The employment relations climate is improving, according to the latest survey.

The 2004 Workplace Employment Relations Survey found "significant changes" in the workplace since the last survey was conducted in 1998.

The report found that fewer workplaces were reporting grievances. Union representatives were also found to be working more closely with management on changes in the workplace and the decline in union recognition was also found to have halted in larger workplaces.

The report also found that there had been "substantial increases" in employer provision of flexible working arrangements and greater provision of leave arrangements for parents.

Job security had also improved, with the proportion of employees feeling secure in their job rising from three-fifths in 1998 to two-thirds, while more employees say that they get a sense of achievement from their jobs.
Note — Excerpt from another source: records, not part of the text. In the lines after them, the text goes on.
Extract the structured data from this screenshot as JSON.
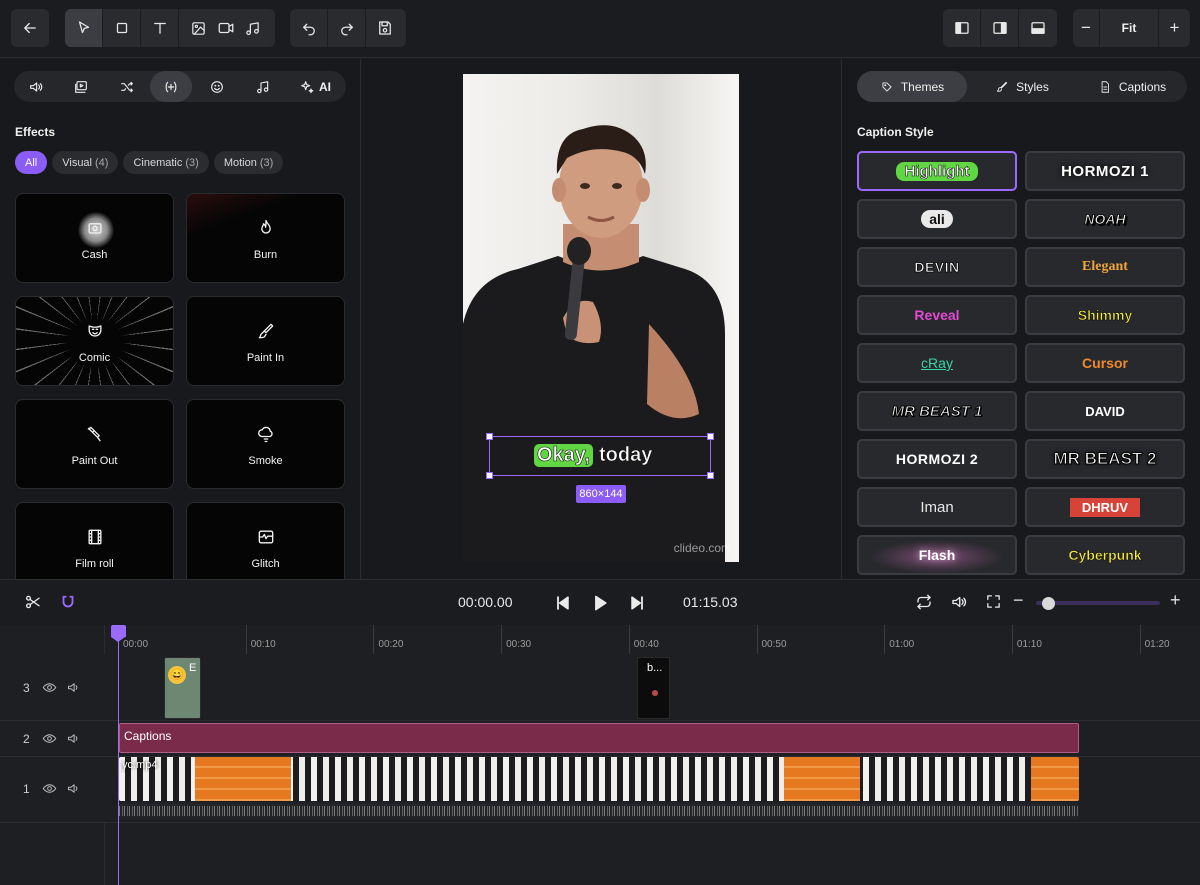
{
  "toolbar": {
    "back_icon": "arrow-left-icon",
    "tools": [
      "pointer-icon",
      "square-icon",
      "text-icon",
      "image-icon",
      "video-icon",
      "music-icon"
    ],
    "history": [
      "undo-icon",
      "redo-icon",
      "save-icon"
    ],
    "layouts": [
      "layout-left-icon",
      "layout-right-icon",
      "layout-bottom-icon"
    ],
    "zoom": {
      "minus": "−",
      "value": "Fit",
      "plus": "+"
    }
  },
  "left_panel": {
    "category_tabs": [
      {
        "icon": "volume-icon",
        "label": ""
      },
      {
        "icon": "media-icon",
        "label": ""
      },
      {
        "icon": "shuffle-icon",
        "label": ""
      },
      {
        "icon": "effects-icon",
        "label": ""
      },
      {
        "icon": "smiley-icon",
        "label": ""
      },
      {
        "icon": "music-note-icon",
        "label": ""
      },
      {
        "icon": "sparkle-icon",
        "label": "AI"
      }
    ],
    "section_title": "Effects",
    "filters": [
      {
        "label": "All",
        "count": ""
      },
      {
        "label": "Visual",
        "count": "(4)"
      },
      {
        "label": "Cinematic",
        "count": "(3)"
      },
      {
        "label": "Motion",
        "count": "(3)"
      }
    ],
    "effects": [
      "Cash",
      "Burn",
      "Comic",
      "Paint In",
      "Paint Out",
      "Smoke",
      "Film roll",
      "Glitch"
    ]
  },
  "preview": {
    "caption_word1": "Okay,",
    "caption_word2": "today",
    "size_badge": "860×144",
    "watermark": "clideo.com"
  },
  "right_panel": {
    "tabs": [
      {
        "icon": "themes-icon",
        "label": "Themes"
      },
      {
        "icon": "brush-icon",
        "label": "Styles"
      },
      {
        "icon": "document-icon",
        "label": "Captions"
      }
    ],
    "section_title": "Caption Style",
    "styles": [
      "Highlight",
      "HORMOZI 1",
      "ali",
      "NOAH",
      "DEVIN",
      "Elegant",
      "Reveal",
      "Shimmy",
      "cRay",
      "Cursor",
      "MR BEAST 1",
      "DAVID",
      "HORMOZI 2",
      "MR BEAST 2",
      "Iman",
      "DHRUV",
      "Flash",
      "Cyberpunk"
    ]
  },
  "transport": {
    "current_time": "00:00.00",
    "total_time": "01:15.03",
    "zoom_minus": "−",
    "zoom_plus": "+",
    "zoom_level": 0.05
  },
  "timeline": {
    "ruler": [
      "00:00",
      "00:10",
      "00:20",
      "00:30",
      "00:40",
      "00:50",
      "01:00",
      "01:10",
      "01:20"
    ],
    "tracks": [
      {
        "num": "3",
        "clips": [
          {
            "label": "E"
          },
          {
            "label": "b..."
          }
        ]
      },
      {
        "num": "2",
        "clips": [
          {
            "label": "Captions"
          }
        ]
      },
      {
        "num": "1",
        "clips": [
          {
            "label": "yc.mp4"
          }
        ]
      }
    ]
  },
  "colors": {
    "accent": "#8b5cf6",
    "caption_track": "#7a2b49",
    "highlight_green": "#5fd642"
  }
}
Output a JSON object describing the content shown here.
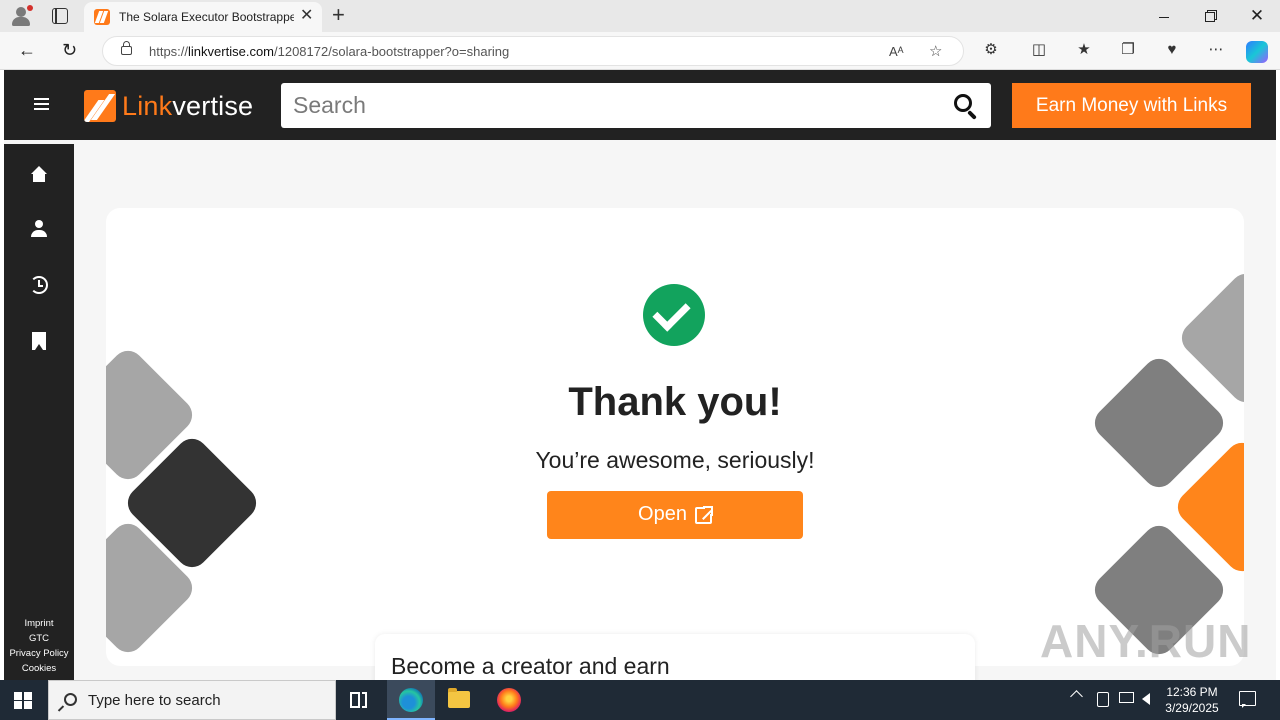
{
  "browser": {
    "tab_title": "The Solara Executor Bootstrapper",
    "tab_close": "✕",
    "new_tab": "+",
    "url_scheme": "https://",
    "url_host": "linkvertise.com",
    "url_path": "/1208172/solara-bootstrapper?o=sharing",
    "read_aloud": "Aᴬ",
    "window_close": "✕"
  },
  "site": {
    "logo_link": "Link",
    "logo_vertise": "vertise",
    "search_placeholder": "Search",
    "earn_button": "Earn Money with Links",
    "footer_links": [
      "Imprint",
      "GTC",
      "Privacy Policy",
      "Cookies"
    ]
  },
  "main": {
    "title": "Thank you!",
    "subtitle": "You’re awesome, seriously!",
    "open_button": "Open",
    "creator_title": "Become a creator and earn"
  },
  "watermark": "ANY.RUN",
  "taskbar": {
    "search_placeholder": "Type here to search",
    "time": "12:36 PM",
    "date": "3/29/2025"
  },
  "colors": {
    "accent": "#ff851b",
    "header_bg": "#222222",
    "success": "#12a35d"
  },
  "icons": [
    "profile-icon",
    "tab-actions-icon",
    "back-icon",
    "reload-icon",
    "lock-icon",
    "read-aloud-icon",
    "favorite-star-icon",
    "extensions-icon",
    "split-screen-icon",
    "favorites-icon",
    "collections-icon",
    "performance-icon",
    "more-icon",
    "copilot-icon",
    "menu-icon",
    "search-icon",
    "home-icon",
    "user-icon",
    "history-icon",
    "bookmark-icon",
    "check-icon",
    "external-link-icon",
    "windows-start-icon",
    "task-view-icon",
    "edge-icon",
    "file-explorer-icon",
    "firefox-icon",
    "notification-icon"
  ]
}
Small firms reported higher job quality than larger organisations, with employees saying that they have more influence over the way they do their work and feeling more secure in their jobs.

Commenting on the survey, Employment Relations Minister Jim Fitzpatrick, said: "These results show that firms are increasingly taking the work-life balance of their employees into consideration, while employees are gaining a greater sense of satisfaction from their jobs.

"The findings will inform and guide debate to improve our understanding of how the British labour market operates and changes over time and will be useful in identifying pockets of good, and not so good practice."

The survey was a collaborative venture between the Department of Trade and Industry, the Advisory, Conciliation and Arbitration Service, the Policy Studies Institute and the Economic and Social Research Council.

Information was collected from more than 3,000 managers, nearly 1,000 employee representatives and over 22,000 employees.